Mentre per qualche psicologo la nostra società sta virando verso un principio matriarcale o quanto meno sta annullando quello patriarcale, una cultura dalla forte impronta matriarcale è emersa in Cina, ma è forse già in crisi. Si tratta della cultura dei Mosuo, una popolazione che vive nel distretto di Yongning. Vari reportage e libri ci spiegano i caratteri di questa società. Secondo quanto scrive l’antropologa Christine Mathieu alla conclusione del volume Il paese delle donne (l’autobiografia della cantante Yang Erche Namu, che appartiene alla etnia Mosuo, pubblicata da Sperling e Kupfer 2003), questa cultura è fondamentalmente matrilineare: in altre parole, la discendenza e i legami familiari dipendono dalla linea materna e non da quella paterna.
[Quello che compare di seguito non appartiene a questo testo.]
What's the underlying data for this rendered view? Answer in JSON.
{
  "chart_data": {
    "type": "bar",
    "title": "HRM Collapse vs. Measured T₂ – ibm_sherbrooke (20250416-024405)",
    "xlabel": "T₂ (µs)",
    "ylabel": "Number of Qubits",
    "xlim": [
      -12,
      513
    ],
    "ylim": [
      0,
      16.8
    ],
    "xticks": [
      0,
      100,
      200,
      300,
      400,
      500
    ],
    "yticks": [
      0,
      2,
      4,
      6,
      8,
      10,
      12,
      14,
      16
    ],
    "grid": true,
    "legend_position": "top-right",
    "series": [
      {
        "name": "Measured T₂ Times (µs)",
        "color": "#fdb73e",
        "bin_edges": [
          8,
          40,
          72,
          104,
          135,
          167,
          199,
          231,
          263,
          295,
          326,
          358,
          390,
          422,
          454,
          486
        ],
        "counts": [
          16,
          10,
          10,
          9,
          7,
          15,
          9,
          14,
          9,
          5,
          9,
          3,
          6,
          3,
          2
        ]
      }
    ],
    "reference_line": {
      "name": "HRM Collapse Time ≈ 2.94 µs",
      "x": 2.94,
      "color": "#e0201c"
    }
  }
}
La famiglia mosuo ruota quindi attorno alla linea di discendenza materna, e al suo interno annovera tutti parenti di sangue. Il genitore maschio dei figli non fa parte della famiglia e può anche essere ignorato dai figli. È improprio però parlare di matriarcato perché i quadri del potere delle istituzioni della regione sono nelle mani degli uomini.

Il matrimonio itinerante


Una delle caratteristiche dei Mosuo è l’assenza del matrimonio: i rapporti amorosi e sessuali si svolgono sulla base del reciproco consenso e possono essere interrotti senza complicazioni (anche se alcuni possono proseguire per tutta la vita): è il cosiddetto “matrimonio itinerante”. Questo modo di concepire i rapporti fa sì che la tolleranza prevalga sulla gelosia, scrive Ricardo Coler in un reportage sulla sua permanenza presso i Mosuo (Il regno delle donne, Nottetempo, Roma 2013).


Un mondo inconsueto, dunque, dove la famiglia estesa, tutta di consanguinei, segue le decisioni della matriarca e dove però tutti hanno il diritto di parola, dove l’amore è vissuto fuori da istituzioni, dove la figura del padre non è centrale ed è anzi ignorata.

La cultura mosuo ha resistito alle pressioni dei funzionari comunisti cinesi, che non accettavano un modo di vivere così libertino.

Ma resisterà a quelle del turismo e all’integrazione con il mondo globalizzato?